Photocatalytic H2 generation via CoP quantum-dot-modified g-C3N4 synthesized by electroless plating

Photocatalytic water splitting is a promising method for hydrogen production. Numerous efficient photocatalysts have been synthesized and utilized. However, photocatalysts without a noble metal as the co-catalyst have been rarely reported. Herein, a CoP co-catalyst-modified graphitic-C 3 N 4 (g-C 3 N 4 /CoP) is investigated for photocatalytic water splitting to produce H 2 . The g-C 3 N 4 /CoP composite is synthesized in two steps.

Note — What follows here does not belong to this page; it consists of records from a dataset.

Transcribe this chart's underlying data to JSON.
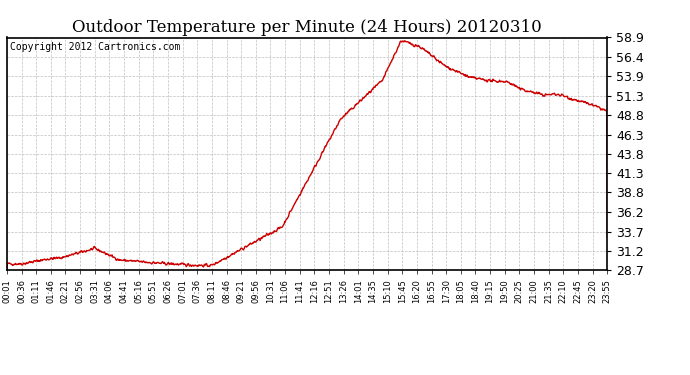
{
  "title": "Outdoor Temperature per Minute (24 Hours) 20120310",
  "copyright": "Copyright 2012 Cartronics.com",
  "line_color": "#cc0000",
  "background_color": "#ffffff",
  "plot_background": "#ffffff",
  "grid_color": "#b0b0b0",
  "ylim": [
    28.7,
    58.9
  ],
  "yticks": [
    28.7,
    31.2,
    33.7,
    36.2,
    38.8,
    41.3,
    43.8,
    46.3,
    48.8,
    51.3,
    53.9,
    56.4,
    58.9
  ],
  "xtick_labels": [
    "00:01",
    "00:36",
    "01:11",
    "01:46",
    "02:21",
    "02:56",
    "03:31",
    "04:06",
    "04:41",
    "05:16",
    "05:51",
    "06:26",
    "07:01",
    "07:36",
    "08:11",
    "08:46",
    "09:21",
    "09:56",
    "10:31",
    "11:06",
    "11:41",
    "12:16",
    "12:51",
    "13:26",
    "14:01",
    "14:35",
    "15:10",
    "15:45",
    "16:20",
    "16:55",
    "17:30",
    "18:05",
    "18:40",
    "19:15",
    "19:50",
    "20:25",
    "21:00",
    "21:35",
    "22:10",
    "22:45",
    "23:20",
    "23:55"
  ],
  "line_width": 1.0,
  "title_fontsize": 12,
  "copyright_fontsize": 7,
  "ytick_fontsize": 9,
  "xtick_fontsize": 6
}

The first step is related to thermal decomposition, and the second step involves an electroless plating technique. The photocatalytic activity for hydrogen evolution reactions of g-C 3 N 4 is distinctly increased by loading the appropriate amount of CoP quantum dots (QDs). Among the as-synthesized samples, the optimized one (g-C 3 N 4 /CoP-4%) shows exceptional photocatalytic activity as compared with pristine g-C 3 N 4 , generating H 2 at a rate of 936 μ mol g −1 h −1 , even higher than that of g-C 3 N 4 with 4 wt% Pt (665 μmol g −1 h −1 ). The UV-visible and optical absorption behavior confirms that g-C 3 N 4 has an absorption edge at 451 nm, but after being composited with CoP, g-C 3 N 4 /CoP-4% has an absorption edge at 497 nm. Furthermore, photoluminescence and photocurrent measurements confirm that loading CoP QDs to pristine g-C 3 N 4 not only enhances the charge separation, but also improves the transfer of photogenerated e − -h + pairs, thus improving the photocatalytic performance of the catalyst to generate H 2 . This work demonstrates a feasible strategy for the synthesis of highly efficient metal phosphide-loaded g-C 3 N 4 for hydrogen generation. The photocatalytic activity of H 2 generation over g-C 3 N 4 /CoP composites prepared by an electroless plating method is much higher than that over pure g-C 3 N 4 . The composites boosted the separation and migration of photogenerated carriers, resulting in a higher photocatalytic activity.